4. bölüm

127 8 1
                                    

Uyumuştum büyük ihtimalle gözlerimi açtığımda oda aydınlanmıştı.
Yatakta sırt üstü yatıp tavanı izlemeye başladım ne yapacağımı düşünüyordum ama hiç birşey aklıma gelmiyordu ne yapacaktım ben burdan nasıl kurtulacaktım.
Kapı açıldı hizmetli odaya girdi "Günaydın aşağıda Berk bey sizi kahvaltı için bekliyor."

"Tamam geliyorum."
Dedim ve hizmetli kapıyı çekip çıktı. Eskiden beklerlerdi şimdi daha rahat davranıyorlar niye? Diye düşündüm içimden. Belkide kaçmam diye düşünüyorlardır. Büyük ihtimalle öyle diye düşündüm üstüme uzun bir depresyon hırkasına benzer bir hırka giyip yüzümü yıkayıp aşağı indim.
Aşağı iner inmez Berk'in sırıtarak bana bakan yüzünü gördüm pislik herif! Sahte gülümseme yapma gereği bile duymadan masaya oturdum.
"Günaydın Eflal nasılsın?"

"Mükemmelim ya gerçekten burda tutsak tutuluyorum birde nasıl olduğumu mu soruyorsun?"
Dedim sinirle gülerek.
"Elimde olsa bırakırım ama bende emir kuluyum."

"Ne emir kulu ya bu işe neden bulaştın? Tek savunman emir kuluyum demek çünkü başka bir şey yok diyecek pislik insanların tekisiniz hepiniz.!"
Dedim bağırarak.
Berk yüzüme baktı. Ve dedi ki.
"Bu işi ben isteyerek yapmıyorum yapmak zorundayım."

"Nasıl bir zorunluluk bu?"

"Anlatamam Eflal kusura bakma."
Sadece yüzüne bakmakla yetindim sinirle çayı ağzıma götürüp büyük bir yudum aldım ve "ah yandım." Diye bağırdım.
Hemen şu içtim ama dilim hala yanıyordu Berk ise öylece yüzüme bakıyordu ben bu adamı anlamıyordum bazen çok önemsiyor şimdi ise hiç önemsemiyor neden böyle davranıyor? Bir şeyler yedi ben ise bir zeytin dahi almadım sinirden iştahım da yoktu. Berk konuşmaya başladı. "Niye bir şey yemedim?"
"Ağız tadımı bıraktın insanda salak.!"

"Eflal bugün seninle bir görevimiz
var."

"Ne göre-"

"Sözünü kesiyorum ama dinle sonra yorum yap."

"Tamam."

"Şimdi bir balo var o baloya çift olarak gitmemiz gerekiyor ama geçen ki gibi çirkin olmak yok gayet şık ve güzel olmamız gerekiyor tamam mı?"

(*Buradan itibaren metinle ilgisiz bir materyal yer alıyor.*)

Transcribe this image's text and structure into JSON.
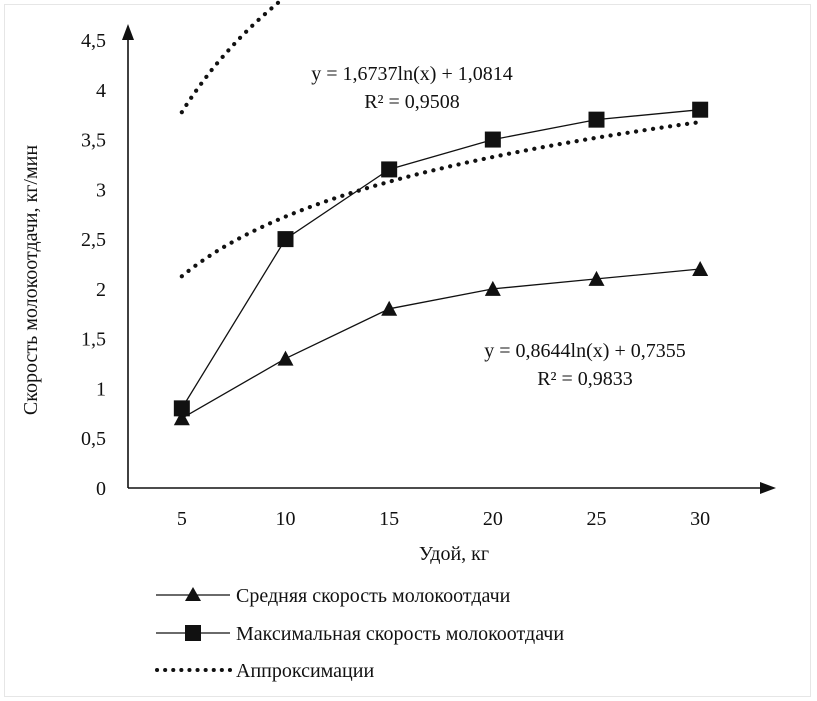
{
  "chart_data": {
    "type": "line",
    "title": "",
    "xlabel": "Удой, кг",
    "ylabel": "Скорость молокоотдачи, кг/мин",
    "x": [
      5,
      10,
      15,
      20,
      25,
      30
    ],
    "x_tick_labels": [
      "5",
      "10",
      "15",
      "20",
      "25",
      "30"
    ],
    "xlim": [
      2.5,
      32.5
    ],
    "ylim": [
      0,
      4.5
    ],
    "y_ticks": [
      0,
      0.5,
      1,
      1.5,
      2,
      2.5,
      3,
      3.5,
      4,
      4.5
    ],
    "y_tick_labels": [
      "0",
      "0,5",
      "1",
      "1,5",
      "2",
      "2,5",
      "3",
      "3,5",
      "4",
      "4,5"
    ],
    "grid": false,
    "legend_position": "bottom-left",
    "series": [
      {
        "name": "Средняя скорость молокоотдачи",
        "marker": "triangle",
        "values": [
          0.7,
          1.3,
          1.8,
          2.0,
          2.1,
          2.2
        ],
        "color": "#111111"
      },
      {
        "name": "Максимальная скорость молокоотдачи",
        "marker": "square",
        "values": [
          0.8,
          2.5,
          3.2,
          3.5,
          3.7,
          3.8
        ],
        "color": "#111111"
      }
    ],
    "trendlines": [
      {
        "type": "logarithmic",
        "fits": "Максимальная скорость молокоотдачи",
        "a": 1.6737,
        "b": 1.0814,
        "equation": "y = 1,6737ln(x) + 1,0814",
        "r2": "R² = 0,9508",
        "label_anchor": "top-left"
      },
      {
        "type": "logarithmic",
        "fits": "Средняя скорость молокоотдачи",
        "a": 0.8644,
        "b": 0.7355,
        "equation": "y = 0,8644ln(x) + 0,7355",
        "r2": "R² = 0,9833",
        "label_anchor": "middle-right"
      }
    ],
    "trendline_legend_label": "Аппроксимации"
  }
}
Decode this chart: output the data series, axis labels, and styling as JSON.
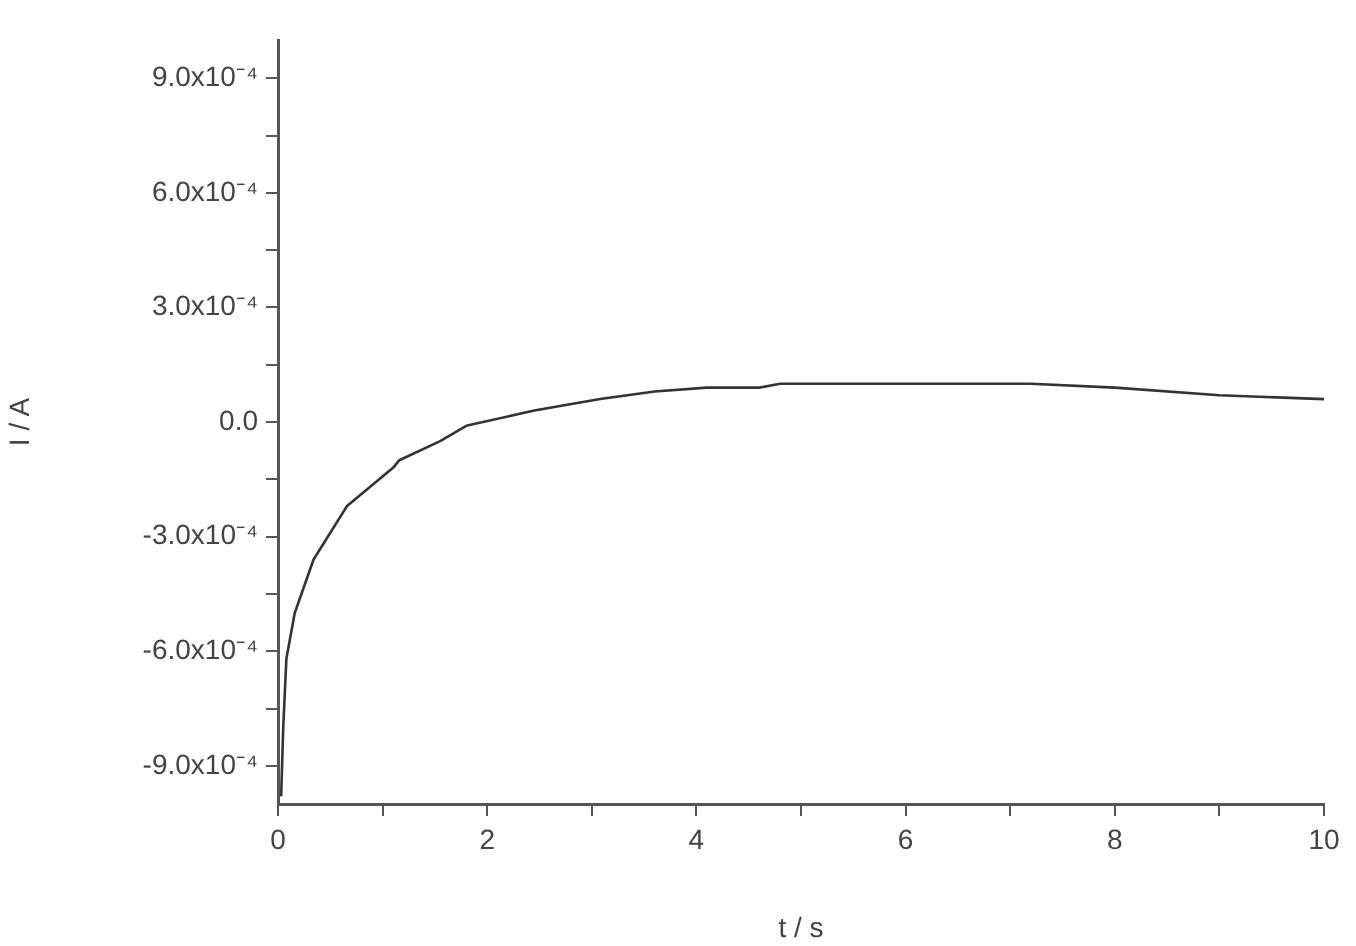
{
  "chart_data": {
    "type": "line",
    "xlabel": "t / s",
    "ylabel": "I / A",
    "color": "#333333",
    "marker": "none",
    "line_style": "solid",
    "grid": false,
    "legend": false,
    "x": [
      0.03,
      0.05,
      0.08,
      0.16,
      0.34,
      0.66,
      1.1,
      1.16,
      1.55,
      1.8,
      2.45,
      3.08,
      3.6,
      4.1,
      4.6,
      4.8,
      7.2,
      8.0,
      9.0,
      10.0
    ],
    "values": [
      -0.00098,
      -0.0008,
      -0.00062,
      -0.0005,
      -0.00036,
      -0.00022,
      -0.00012,
      -0.0001,
      -5e-05,
      -1e-05,
      3e-05,
      6e-05,
      8e-05,
      9e-05,
      9e-05,
      0.0001,
      0.0001,
      9e-05,
      7e-05,
      6e-05
    ],
    "xlim": [
      0,
      10
    ],
    "xticks": [
      0,
      {
        "value": 1,
        "label": null
      },
      2,
      {
        "value": 3,
        "label": null
      },
      4,
      {
        "value": 5,
        "label": null
      },
      6,
      {
        "value": 7,
        "label": null
      },
      8,
      {
        "value": 9,
        "label": null
      },
      10
    ],
    "ylim": [
      -0.001,
      0.001
    ],
    "yticks": [
      {
        "value": -0.0009,
        "label": "-9.0x10⁻⁴"
      },
      {
        "value": -0.00075,
        "label": null
      },
      {
        "value": -0.0006,
        "label": "-6.0x10⁻⁴"
      },
      {
        "value": -0.00045,
        "label": null
      },
      {
        "value": -0.0003,
        "label": "-3.0x10⁻⁴"
      },
      {
        "value": -0.00015,
        "label": null
      },
      {
        "value": 0,
        "label": "0.0"
      },
      {
        "value": 0.00015,
        "label": null
      },
      {
        "value": 0.0003,
        "label": "3.0x10⁻⁴"
      },
      {
        "value": 0.00045,
        "label": null
      },
      {
        "value": 0.0006,
        "label": "6.0x10⁻⁴"
      },
      {
        "value": 0.00075,
        "label": null
      },
      {
        "value": 0.0009,
        "label": "9.0x10⁻⁴"
      }
    ]
  }
}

"Ne alaka ya tamam falan değil. Ne balosu bu ben niye senin eşinim?"

"Kaya Bey böyle istedi yapmak zorundayız."

"Yapmazsam nolur.?"

"Yapmak zorundasın yoksa hiç iyi şeyler olmaz emin ol benim yaşadıklarımı sende yaşa istemem."

"Ne yaşadın ki sen?"

"Sonra Eflal şimdi anlatamam."

"Ne balosu görev ne onu anlat en azından bende bileyim."

"Tamam. Şöyle cemiyet hayatında ki herkes orada olacak yani paraya para demeyen insanlar bizde orada olucak hedefimiz ise birini bulmak ismi Araz, Araz Akbulut."

"Kim bu adam?"

"Kaya Bey'in düşmanı galiba ya da öyle bişey tam olarak bende bilmiyorum."

"Bu adamı ne yapacak bulursak?"

"Bende bilmiyorum maalesef Eflal. Hadi çık odana biraz dinlen."

"Aynen dinlenirim zaten kaçırılmışım burda tutsak tutuluyorum sen bana dinlen diyorsun ya sabır."